Summary of Environmental Change in Medellin

  • Environmental Initiative: Reforestation
  • Community Engagement Methods: Participatory budgeting, community volunteers 
  • Environmental Impact: Reduced air pollution and air pollution associated deaths, reduced local temperatures

Copenhagen, Denmark leverages data to improve quality of life

The final example highlights the ability of data to help drive environmental decisions. Copenhagen is often listed among the most sustainable cities in the world and has committed to carbon neutrality by 2025. Their sustainability push is based on Four Pillars: Energy Consumption, Energy Production, Mobility with reduced emissions, and City Administration Initiatives. 

Of the initiatives aimed at public health improvement, the implementation of Project Airview stands out as an example of health centered data gathering. Project Airview is a collaboration between Google Maps and its Street View vehicles with air quality monitoring that enables street level mapping of air pollution. Copenhagen has leveraged this data to provide citizens with time-based recommendations for the least polluted walkways, ideal biking routes, and more. Additionally, understanding where pollution is most concentrated allows the city to explore targeted pollution reduction solutions. 

Finally, the city also boasts a major bicycle culture (the city has more bikes than cars) that helps to limit tailpipe emissions from cars. The city has invested in making bike travel safer, faster, and by leveraging Airview data, less polluted. Investments in sustainable infrastructure represent a critical pathway to improving environmental conditions and highlight the fact that nature-based solutions aren’t the only solution to improve public health!

Summary of Environmental Change in Copenhagen

  • Environmental Initiative: Air quality monitoring, data based air pollution maps, improved bicycle infrastructure
  • Community Engagement Methods: Community polling and referendums 
  • Environmental Impact: Reduced air pollution, targeted air pollution reduction

As we’ve explored in the case studies above, environmentally friendly and nature-based solutions often provide multiple benefits to community health such as cleaner air, cooler urban temperatures, flooding mitigation, and more.
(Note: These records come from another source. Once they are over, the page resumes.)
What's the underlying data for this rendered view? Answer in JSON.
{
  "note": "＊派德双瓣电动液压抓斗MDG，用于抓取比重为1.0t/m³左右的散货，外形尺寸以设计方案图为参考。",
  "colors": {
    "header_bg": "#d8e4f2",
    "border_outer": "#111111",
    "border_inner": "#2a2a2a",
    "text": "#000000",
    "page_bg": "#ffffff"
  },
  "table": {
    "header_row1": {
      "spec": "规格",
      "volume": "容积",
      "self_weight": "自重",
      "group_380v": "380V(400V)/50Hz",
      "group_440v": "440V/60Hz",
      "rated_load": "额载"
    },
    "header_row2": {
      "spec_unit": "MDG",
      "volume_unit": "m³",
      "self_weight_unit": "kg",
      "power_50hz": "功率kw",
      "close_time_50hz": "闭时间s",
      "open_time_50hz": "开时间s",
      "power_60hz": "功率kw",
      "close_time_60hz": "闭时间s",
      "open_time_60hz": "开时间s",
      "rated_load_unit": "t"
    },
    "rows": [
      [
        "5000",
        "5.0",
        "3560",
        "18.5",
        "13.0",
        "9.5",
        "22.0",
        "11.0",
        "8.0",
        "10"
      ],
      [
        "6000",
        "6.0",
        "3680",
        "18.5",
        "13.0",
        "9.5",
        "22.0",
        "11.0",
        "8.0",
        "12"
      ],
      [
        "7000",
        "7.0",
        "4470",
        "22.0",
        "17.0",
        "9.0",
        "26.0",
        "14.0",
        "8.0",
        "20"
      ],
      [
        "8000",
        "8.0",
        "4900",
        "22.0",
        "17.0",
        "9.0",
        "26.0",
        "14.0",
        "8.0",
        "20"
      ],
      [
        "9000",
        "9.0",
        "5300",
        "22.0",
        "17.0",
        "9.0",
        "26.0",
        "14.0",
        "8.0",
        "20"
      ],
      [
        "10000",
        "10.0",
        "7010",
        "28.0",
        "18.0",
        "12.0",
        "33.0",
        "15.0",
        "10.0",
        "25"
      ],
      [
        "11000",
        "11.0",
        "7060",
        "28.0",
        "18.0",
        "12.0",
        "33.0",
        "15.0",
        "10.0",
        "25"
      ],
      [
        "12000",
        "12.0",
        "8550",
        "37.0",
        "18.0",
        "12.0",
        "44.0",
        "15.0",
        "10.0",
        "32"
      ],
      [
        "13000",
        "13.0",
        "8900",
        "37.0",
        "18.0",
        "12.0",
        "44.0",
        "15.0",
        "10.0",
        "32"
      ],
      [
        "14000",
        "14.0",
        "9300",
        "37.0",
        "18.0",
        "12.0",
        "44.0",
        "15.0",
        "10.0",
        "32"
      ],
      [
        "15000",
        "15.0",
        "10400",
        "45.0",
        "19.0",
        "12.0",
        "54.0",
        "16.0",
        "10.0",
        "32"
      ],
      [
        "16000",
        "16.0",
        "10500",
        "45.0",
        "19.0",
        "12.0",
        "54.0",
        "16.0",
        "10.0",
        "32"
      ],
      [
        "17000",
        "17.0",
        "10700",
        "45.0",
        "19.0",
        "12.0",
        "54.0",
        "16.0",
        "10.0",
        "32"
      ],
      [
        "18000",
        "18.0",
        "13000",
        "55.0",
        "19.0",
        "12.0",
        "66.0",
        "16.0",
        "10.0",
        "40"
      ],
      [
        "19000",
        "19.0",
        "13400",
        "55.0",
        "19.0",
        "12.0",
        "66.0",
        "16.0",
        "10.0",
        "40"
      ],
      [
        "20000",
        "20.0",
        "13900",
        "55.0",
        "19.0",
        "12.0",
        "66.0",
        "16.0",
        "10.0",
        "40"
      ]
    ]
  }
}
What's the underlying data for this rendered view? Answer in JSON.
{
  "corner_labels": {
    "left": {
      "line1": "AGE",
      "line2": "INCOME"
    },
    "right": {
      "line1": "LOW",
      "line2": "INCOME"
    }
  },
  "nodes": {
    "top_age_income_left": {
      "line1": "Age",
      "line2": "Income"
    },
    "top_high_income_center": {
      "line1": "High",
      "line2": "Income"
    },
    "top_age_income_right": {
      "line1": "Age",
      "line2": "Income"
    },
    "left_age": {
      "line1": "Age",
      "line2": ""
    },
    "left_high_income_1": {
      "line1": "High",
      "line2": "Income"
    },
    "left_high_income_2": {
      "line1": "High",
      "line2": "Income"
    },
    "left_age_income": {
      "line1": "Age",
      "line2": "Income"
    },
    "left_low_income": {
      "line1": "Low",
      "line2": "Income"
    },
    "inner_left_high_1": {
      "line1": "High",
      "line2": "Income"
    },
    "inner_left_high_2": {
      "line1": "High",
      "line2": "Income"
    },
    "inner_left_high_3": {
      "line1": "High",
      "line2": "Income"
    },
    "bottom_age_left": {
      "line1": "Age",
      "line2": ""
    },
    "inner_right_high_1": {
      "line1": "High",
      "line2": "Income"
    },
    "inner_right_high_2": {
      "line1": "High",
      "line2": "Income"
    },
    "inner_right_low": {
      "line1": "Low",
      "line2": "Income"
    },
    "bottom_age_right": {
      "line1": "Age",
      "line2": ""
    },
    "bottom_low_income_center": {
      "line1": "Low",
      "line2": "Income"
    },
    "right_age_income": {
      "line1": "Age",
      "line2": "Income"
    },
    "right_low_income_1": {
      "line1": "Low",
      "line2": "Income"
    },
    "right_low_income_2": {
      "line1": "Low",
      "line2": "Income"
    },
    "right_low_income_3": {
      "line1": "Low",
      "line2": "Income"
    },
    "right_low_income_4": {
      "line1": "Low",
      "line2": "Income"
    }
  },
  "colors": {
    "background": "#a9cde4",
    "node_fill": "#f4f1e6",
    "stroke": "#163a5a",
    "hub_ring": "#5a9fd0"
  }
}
Initiatives such as tree planting also stand out with a super majority (90%!) of public approval

Nature-based solutions are critical for health and resiliency in the face of climate change and extreme weather, but they are no substitute for reducing direct sources of pollution. In fact, these nature-based solutions must evolve hand-in-hand with source reduction to maximize sustainability. As always, ensuring equity and community engagement stand as the enabler to long term success of such programs, especially when failure to implement such programs leave vulnerable communities most at-risk. This is why at JustAir we pride ourselves in creating platforms that allow community members to engage with and digest air quality data to make informed decisions within their communities!